The man insisted he was Apollo, an actual Greek demigod. And he wanted to be worshipped. 

Image Courtesy of SFDebris Red on YouTube: https://www.youtube.com/watch?v=CM9inq9LP5I

Kirk scoffed at that nonsense, so Apollo sprouted to the size of the Jolly Green Giant — and temporarily disappeared. Resultingly, Kirk began to believe that the man really was Apollo. 

This God was also a misogynist — a weird sentence to type. He told Carolyn, a Lieutenant on Enterprise, she was “wise for a woman.” He soon after dressed her in a goddess gown with the flick of his divine wrist. 

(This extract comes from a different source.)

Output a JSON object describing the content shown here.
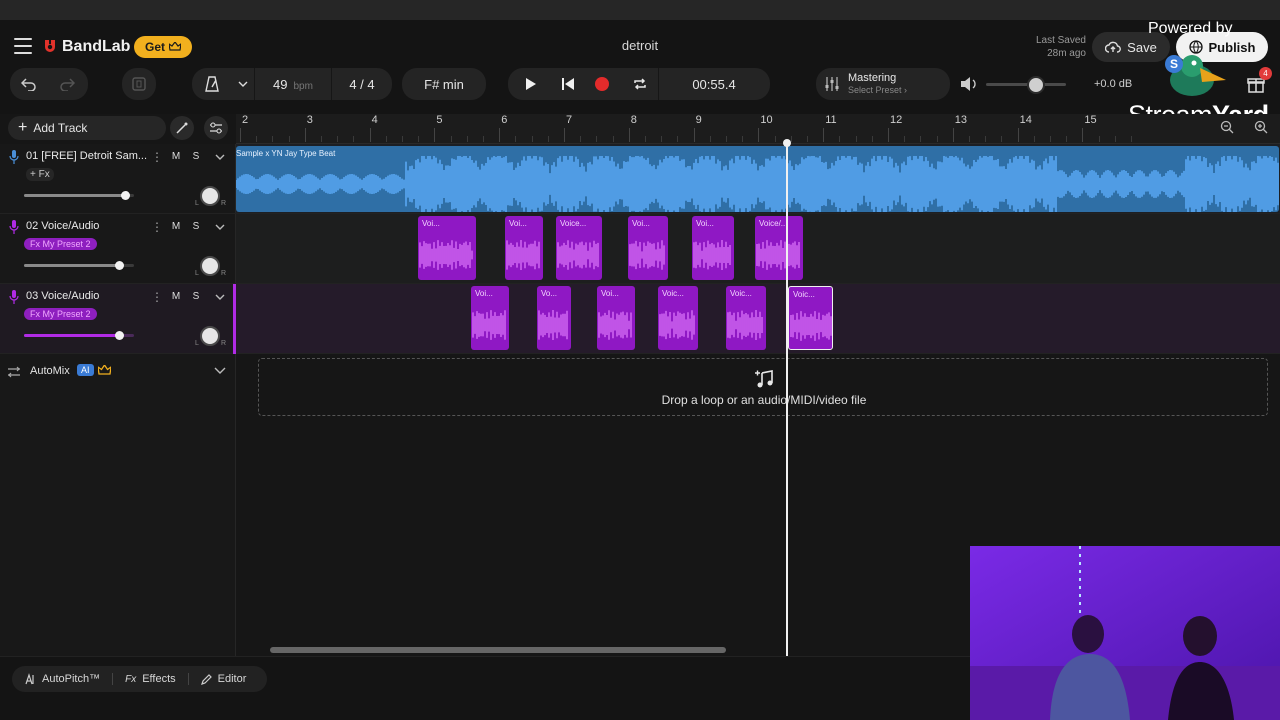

Kirk cooled it on the Apollo-is-real talk, telling McCoy he was probably just a preacher in Greece long ago. The episode danced around acknowledging the existence of God, using Apollo as a vehicle to cast doubt on religion. Or, at the very least, Who Mourns for Adonais? warned of false prophets. 

Apollo zapped Kirk in the throat during a confrontation, rendering him speechless for a few moments. Chekov, a newcomer crewmember to Season Two, noticed Apollo vanished when his energy lowered, a potential segue to toppling the foe. 

Carolyn was offered the role of “mother of a new race of Gods,” so Apollo revealed his plan for galactic domination. To combat this, Kik’s plan to foil Apollo involved a full rejection by Carolyn of Apollo. The captain believed it would weaken his powers. 

The plan worked. Apollo tried to channel weather (thunder and lightning) when rejected by Carolyn. Back on Enterprise, Spock and his crew fired lasers on the green hand still engulfing the ship. Mission accomplished.

Apollo’s powers were useless after Carolyn dismissed his ardor. He asked for the humans’ forgiveness and jettisoned back to the company of gods. On brand for Star Trek, Kirk and McCoy felt bad about kicking Apollo out of their worlds.

The scorecard: Kirk 1. God 0.

Themes: Man vs. God

Dustin Baker is a political scientist who graduated from the University of Minnesota in 2007. His odyssey with Star Trek starts from beginning to finish, watching ‘The Original Series,’ all the way to the present day. Listed guilty pleasures: Peanut Butter Ice Cream, ‘The Sopranos,’ and The Doors (the band).